= Twitch gameplay =

Type of video gameplay scenario that tests a player's response time

Pong is one of the earliest commercial arcade video games relying on twitch gameplay.

Twitch gameplay is a type of video gameplay scenario that tests a player's response time. Action games such as shooters, sports, multiplayer online battle arena, and fighting games often contain elements of twitch gameplay. For example, first-person shooters such as Counter-Strike and Call of Duty require quick reaction times for the players to shoot enemies, and fighting games such as Street Fighter and Mortal Kombat require quick reaction times to attack or counter an opponent. Other video game genres may also involve twitch gameplay. For example, the puzzle video game Tetris gradually speeds up as the player makes progress.

Twitch gameplay keeps players actively engaged with quick feedback to their actions, as opposed to turn-based gaming that involves waiting for the outcome of a chosen course of action. Twitch can be used to expand tactical options and play by testing the skill of the player in various areas (usually reflexive responses) and generally add difficulty (relating to the intensity of "twitching" required).

Fast chess, chess played with short time limits between moves, is an example of adding a twitch gameplay element to a turn-based game. Conversely, checkpoints and extra lives are common game mechanics in twitch gaming that attempt to reduce the penalty for errors in play, adding an element of turn-based gameplay. Traditionally, however, the term "twitch game" has been applied to simple arcade, console, and computer games that lack an element of strategy and are based solely upon a player's reaction time.

==History==
"Twitch" refers to the motion the player makes, a sudden movement or reaction to an event on the screen. An early use of the term was by Vern Raburn of Microsoft in 1981. Many early computer, arcade, and console games are considered to be "twitch games". They mostly involved "see and react" situations. For instance, Kaboom! had players rapidly catching bombs that a mad bomber threw from a rooftop. Most classic arcade games such as Space Invaders, Pac-Man, Defender and Robotron were also twitch-based.

As games and their control inputs evolved, the games started to favor strategy over reaction, early turn-based games being the most prevalent examples. Such games required players to plan each move and anticipate the opponent's moves ahead of time. Not unlike chess, early strategy games focused on setting pieces and then moving them one turn at a time while the opponent did the same. Many of these games were based on tabletop games. The introduction of the internet, and its suitability as a playable medium, facilitated many of the features of today's mainstream games.
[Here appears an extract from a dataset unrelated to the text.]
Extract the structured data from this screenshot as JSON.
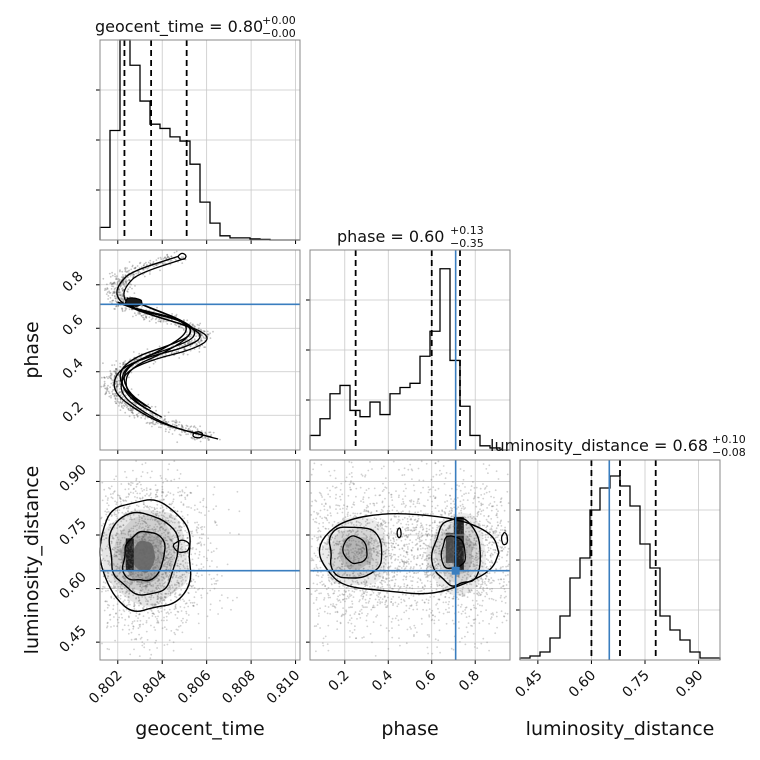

Some strategy games however required fast reactions within gameplay. Soon after turn-based strategy games were introduced, real-time strategy games were introduced to the video gaming market, beginning with Herzog Zwei and then Dune II and eventually leading to popular titles such as Command & Conquer, Warcraft, and StarCraft. While strategy was still the primary objective, these games played out in real time. Players were required to have fast reactions to enemies' movements and attacks.

Early first-person shooters were much like early games in general; fast reactions were required and little strategy or thought went into the gameplay. Even the youngest players were able to understand the concept, which may have been the reason such games became instantly popular among a large demographic . Many of the earliest first person games were considered cookie cutter copies of each other; Doom, Wolfenstein 3D, and many others looked, played, and felt the same, especially since many shooters were built off the Doom engine. Enemy AI was predictable and levels were simple mazes with secrets and side rooms. While some games included the ability to look up and down, it was rarely required of the player.

==Gameplay today==
Games have become more complex as technology has improved. Today, nearly every genre of video game contains some level of "twitch", though turn-based strategy games have remained roughly untouched by the phenomenon. First-person shooters remain the predominant genre to emphasize twitch gameplay.

Some games include elements that take players back in nostalgic gameplay in the form of quick time events or QTEs. These events decide the fate of the player by displaying a keystroke or keystrokes (often referred to as combos or combinations) that the player must input quickly. While the concept is not new, the term is often attributed to Yu Suzuki, director of the game Shenmue, an adventure game that introduced QTEs as a way to keep players interested during extended cut scenes. Other games have since adopted this method (e.g. Resident Evil 4).

==Twitch shooter==
Twitch shooters such as Doom Eternal share many of the traits of twitch gameplay and are typically characterised by its fast-paced action but differentiates with other shooters due to a lack of cover system and a focus on strafing to avoid projectiles and attacks. Twitch shooters are often described as being more difficult than games of a similar genre due to a demand for skill and superior reaction times.